Selamlar güzel çiçekleriim! 💖
Yeni bölümle geldim sonunda. Bir aksilik olmazsa ikinci sınavlarım başlayana kadar düzenli bölüm yazmaya çalışacağım.
Uzatmadan bölüme geçiyorum.
Medya: Liya ve Hakan
Sınır: 20 oy 25 yorum
Dün H ile kavga ettikten sonra erkenden odama çekilip sadece içimdeki sesleri, hisleri dinlemiştim. İçimdeki kargaşayı, kalbime dolanmış ipleri çözmeye çalışmıştım. Evet, belki çok büyük tepki vermişim gibi gözüküyordu ama insanın içinde kopan fırtınaları kimse bilemezdi. Bilmek için o fırtınaya yakalanmak, yakalanmak için fırtınayı başlatanı tanımak gerekirdi.

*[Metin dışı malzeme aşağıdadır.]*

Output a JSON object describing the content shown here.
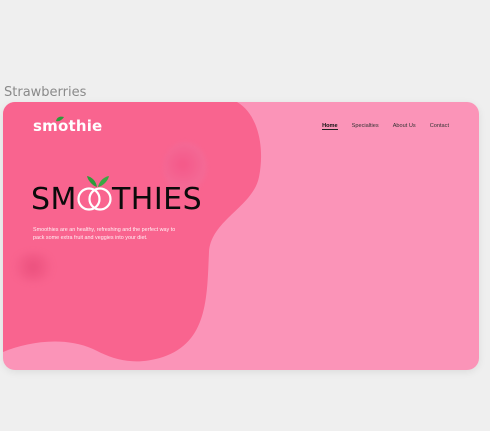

Sabah ise Beril ve Hakan'ın kapıya dayanması ile uyanmış ve bugünkü planımızı hatırlayıp onları içeri aldıktan sonra hızlıca hazırlanmaya başlamıştım. Koyu mavi kotumu ve mor tişörtümü hızlıca üstüme geçirdikten sonra makyaj malzemelerimin bir kısmını ve tarağımı alıp Hakan ve Liya'nın yanına, aşağı inmiştim.
"Hayırdır, Liya? Biraz dalgınsın sanki bugün. Dün akşam mesajlarıma da bakmamışsın. Bir sorun yok, değil mi?" demişti Beril ben aynanın karşısında hızla makyajımı yaparken. Derin bir nefes verip elimdeki allık fırçasını bıraktım ve geriye doğru bir adım ilerledim.
"Duru ile sana bahsettiğim çocuk vardı ya hani?" dediğimde Beril heyecanla yukarı bakıp ellerini çırptı. Bu onun "Bir şey düşünüyorum ve bulmak üzereyim." hareketiydi.
"Dur, hatırlıyorum. H'di, değil mi?" dedi heyecanla. Başımla onayladım.
"Bir dakika, ne hakkında konuşuyorsunuz ve neden sadece Duru ile Beril biliyor?" dedi Hakan bir anda. Ona, Ayaz'a ve Doruk'a anlatmaya fırsat bulamamıştım, haklıydı. Kollarını bağlamış Hakan'a dönüp yüzünü ellerimin arasına alıp baktım ve ardından kollarını çözüp sarıldım.
"Özür dilerim, size söylemeye fırsatım olmadı. Ama gerçekten anlatacaktım, inan bana." dediğimde o da başını sallayıp bana sarıldı. Birkaç saniye sonra geri çekildiğimizde o bir şey söylemeden kısaca anlatmaya başladım.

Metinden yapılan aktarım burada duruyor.